Rafael was short-listed for supply of Spyder Missiles against MBDA of France early this year for supply of missiles worth $325m but the deal has also run into trouble as the Indian Air Force has last minute changed its mind not to accept the Spyder mechanical loading systems given the requirement for an automatic system.
Rafael was short listed from amongst France, Israel, Poland, Russia, South Africa, Switzerland and the United Kingdom.
The Air Force owns about 100 Russian OSA self-propelled anti-aircraft integrated systems, including missile guiding racks and target-detection radars and needs replacements and additions to shore up the air defence preparedness.
INDIAN ARMY PURCHASES
The Indian Army is also entering the global market to purchase Quick Reaction Surface to Air Missile [QRSAM] systems at a cost of over $1.5bn.
The QRSAM systems will provide air defense to the mechanized formations operating in the plains, and semi-desert sectors in the country.
The air defence systems should be able to engage targets including aircrafts, hovering helicopters, low-flying targets including suddenly appearing targets at close range, missiles, and other futuristic aerial targets.
Rafael of Israel, Oerlikon Contraves of Canada, Boeing and Raytheon of United States and KPB Tula of Russia are in the race for the contract.
The Indian Army currently uses Russian OSA-AK, Kvadrat, Shilka and Tunguska air defence systems to meet its air defense requirements.
In addition to the global purchases Israel’s help is sought by the DRDO for co-development and co-production of advanced air defence systems.
A contract has already been signed for the co-production and development of an extended range of the Barak air defence surface-to-air missile system with a range of 150 kilometers.

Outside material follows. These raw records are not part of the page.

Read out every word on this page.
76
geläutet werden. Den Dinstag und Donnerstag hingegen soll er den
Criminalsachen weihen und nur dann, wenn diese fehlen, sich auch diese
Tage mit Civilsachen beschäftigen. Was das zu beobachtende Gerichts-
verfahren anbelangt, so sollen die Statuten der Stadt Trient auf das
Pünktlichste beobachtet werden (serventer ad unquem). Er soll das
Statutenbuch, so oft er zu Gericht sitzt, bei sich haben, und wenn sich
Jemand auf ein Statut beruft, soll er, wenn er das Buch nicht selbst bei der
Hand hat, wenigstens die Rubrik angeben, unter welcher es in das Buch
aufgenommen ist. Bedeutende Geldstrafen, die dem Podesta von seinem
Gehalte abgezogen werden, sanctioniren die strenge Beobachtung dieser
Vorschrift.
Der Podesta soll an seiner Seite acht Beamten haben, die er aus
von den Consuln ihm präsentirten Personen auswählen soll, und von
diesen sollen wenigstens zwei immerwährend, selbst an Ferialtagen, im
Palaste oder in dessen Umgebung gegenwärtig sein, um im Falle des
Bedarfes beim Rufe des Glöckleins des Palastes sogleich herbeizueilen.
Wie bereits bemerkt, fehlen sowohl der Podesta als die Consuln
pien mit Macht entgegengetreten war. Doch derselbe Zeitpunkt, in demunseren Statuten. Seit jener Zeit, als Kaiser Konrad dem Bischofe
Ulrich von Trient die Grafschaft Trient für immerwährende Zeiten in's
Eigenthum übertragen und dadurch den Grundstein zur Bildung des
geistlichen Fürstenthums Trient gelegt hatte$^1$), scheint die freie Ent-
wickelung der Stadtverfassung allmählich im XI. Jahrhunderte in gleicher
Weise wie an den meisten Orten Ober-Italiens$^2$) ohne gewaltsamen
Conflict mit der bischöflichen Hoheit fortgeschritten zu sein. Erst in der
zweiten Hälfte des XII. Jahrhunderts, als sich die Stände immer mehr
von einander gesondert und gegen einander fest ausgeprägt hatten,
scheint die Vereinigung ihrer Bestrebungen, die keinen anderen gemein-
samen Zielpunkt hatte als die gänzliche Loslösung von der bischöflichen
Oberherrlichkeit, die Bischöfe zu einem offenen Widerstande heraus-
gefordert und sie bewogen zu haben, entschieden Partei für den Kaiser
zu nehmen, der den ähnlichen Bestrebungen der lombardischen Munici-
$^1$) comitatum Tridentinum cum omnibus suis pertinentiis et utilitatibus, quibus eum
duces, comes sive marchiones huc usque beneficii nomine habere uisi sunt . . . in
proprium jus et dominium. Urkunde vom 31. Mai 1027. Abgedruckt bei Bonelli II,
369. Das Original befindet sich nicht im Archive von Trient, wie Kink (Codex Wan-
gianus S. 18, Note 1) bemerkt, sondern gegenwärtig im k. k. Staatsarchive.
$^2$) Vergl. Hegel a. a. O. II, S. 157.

India’s missile research agency, Defence research and Development Laboratory [DRDL] at Hyderabad under DRDO Israel Aircraft Industry and Rafael of Israel have also signed for joint development of the missile systems.
This is a futuristic program of the Indian Air Force which will replace the existing Pechora surface to air missile systems.
Indian Air Force has requirement of nine such squadrons in future.
Each squadron will have two compete SAM units. One typical unit will comprise of: One Acquisition radar; One Guidance radar; one command and control center; three launchers and each launcher will have eight missiles.